Building on an approach from the 1800s, this processing system can pull weak signals out of the noise.

Gareth Halfacree
4 years agoSensors / Communication

A researcher team at the Institut National de la Recherche Scientifiqu (INRS) has developed a new way to boost the power of an optical signal while leaving the noise behind — and say the approach is of "potential immediate practical interest" in the fields of telecommunications, bio-imaging, and remote sensing.

The biggest issue with boosting a weak signal, as anyone who has turned up the volume on a badly-tuned radio will know, is that along with a stronger signal you also receive stronger noise. This puts a lower limit on how weak a signal can get before it's useless — which, in turn puts a limit on things like the distance you can transmit along an optical cable.
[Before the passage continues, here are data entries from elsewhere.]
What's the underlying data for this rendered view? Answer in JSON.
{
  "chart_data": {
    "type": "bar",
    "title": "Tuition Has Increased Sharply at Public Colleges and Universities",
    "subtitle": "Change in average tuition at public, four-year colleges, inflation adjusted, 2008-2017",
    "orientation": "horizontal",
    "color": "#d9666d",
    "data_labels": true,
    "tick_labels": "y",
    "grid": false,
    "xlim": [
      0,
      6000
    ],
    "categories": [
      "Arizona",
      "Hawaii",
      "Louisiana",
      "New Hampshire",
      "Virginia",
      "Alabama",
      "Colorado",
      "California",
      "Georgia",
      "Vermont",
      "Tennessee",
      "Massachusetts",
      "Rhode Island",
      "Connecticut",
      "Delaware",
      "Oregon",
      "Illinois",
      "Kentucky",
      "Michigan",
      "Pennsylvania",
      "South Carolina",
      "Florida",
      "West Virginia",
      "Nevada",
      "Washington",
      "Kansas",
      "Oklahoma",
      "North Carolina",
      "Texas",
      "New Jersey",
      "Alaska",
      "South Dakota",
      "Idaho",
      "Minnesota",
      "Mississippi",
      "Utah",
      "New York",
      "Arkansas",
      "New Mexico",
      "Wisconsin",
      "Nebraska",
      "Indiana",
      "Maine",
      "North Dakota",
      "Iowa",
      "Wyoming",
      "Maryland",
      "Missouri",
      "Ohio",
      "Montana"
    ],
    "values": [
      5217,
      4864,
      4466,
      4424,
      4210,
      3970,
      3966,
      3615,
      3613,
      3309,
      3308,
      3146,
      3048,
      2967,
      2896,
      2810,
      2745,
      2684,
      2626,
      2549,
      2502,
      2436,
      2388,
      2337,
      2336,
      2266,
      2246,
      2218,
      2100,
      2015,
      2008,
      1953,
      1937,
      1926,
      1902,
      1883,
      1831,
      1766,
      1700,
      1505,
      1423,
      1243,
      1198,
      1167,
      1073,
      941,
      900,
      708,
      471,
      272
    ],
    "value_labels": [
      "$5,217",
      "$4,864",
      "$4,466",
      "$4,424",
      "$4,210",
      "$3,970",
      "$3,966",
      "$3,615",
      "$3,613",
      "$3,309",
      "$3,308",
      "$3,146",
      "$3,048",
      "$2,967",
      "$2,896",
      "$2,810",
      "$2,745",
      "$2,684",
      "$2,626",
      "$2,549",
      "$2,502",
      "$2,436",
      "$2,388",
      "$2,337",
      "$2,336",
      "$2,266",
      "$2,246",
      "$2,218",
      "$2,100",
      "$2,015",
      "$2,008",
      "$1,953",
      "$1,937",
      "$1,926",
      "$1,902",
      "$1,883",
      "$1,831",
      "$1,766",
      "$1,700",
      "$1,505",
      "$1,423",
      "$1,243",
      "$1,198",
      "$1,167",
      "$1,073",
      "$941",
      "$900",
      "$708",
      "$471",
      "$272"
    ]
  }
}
"In long-haul telecommunication systems," the research team notes, "the considerable loss from long distance propagation through the optical fiber combined with the injected noise from multiple optical amplifiers causes data signals to become weak and noisy, such that dedicated regeneration stages are required, which are costly and energy hungry.

"In light-based biomedical imaging applications, the mere fact that a living tissue is imaged poses important limitations on the attainable light powers to avoid damaging the biological sample. Similarly, in LIDAR applications, high optical powers can pose a threat to the eyes of a passer-by. There are many application examples such as the ones mentioned here that are ultimately limited by the ability to detect weak, noisy temporal waveforms."

The team's solution: Passive amplification exploiting concepts traced back to the Talbot self-imaging effect, named for the scientist Henry Fox Talbot who first observed the effect in 1836. The team's twist: Lossless temporal sampling via Talbot processing, capable of boosting the gain of a signal more than a hundredfold — yet punching through "much stronger background noise."

In effect, the system works to redistribute the energy of a signal into higher-intensity pulses — focusing the power without distorting the shape of the signal nor boosting the noise levels. "We realized that we could find a particular arrangement so that the Talbot effect could be used to amplify aperiodic signals," José Azaña, INRS professor and co-author of the paper, explains, "which is to say, virtually any of the signals found in these different practical fields."

"We hope that this technique could be used by researchers around the world to access previously unattainable information contained in weak, noisy signals," adds Benjamin Crockett, first author of the study.

The team's work has been published in the journal Optica under open-access terms.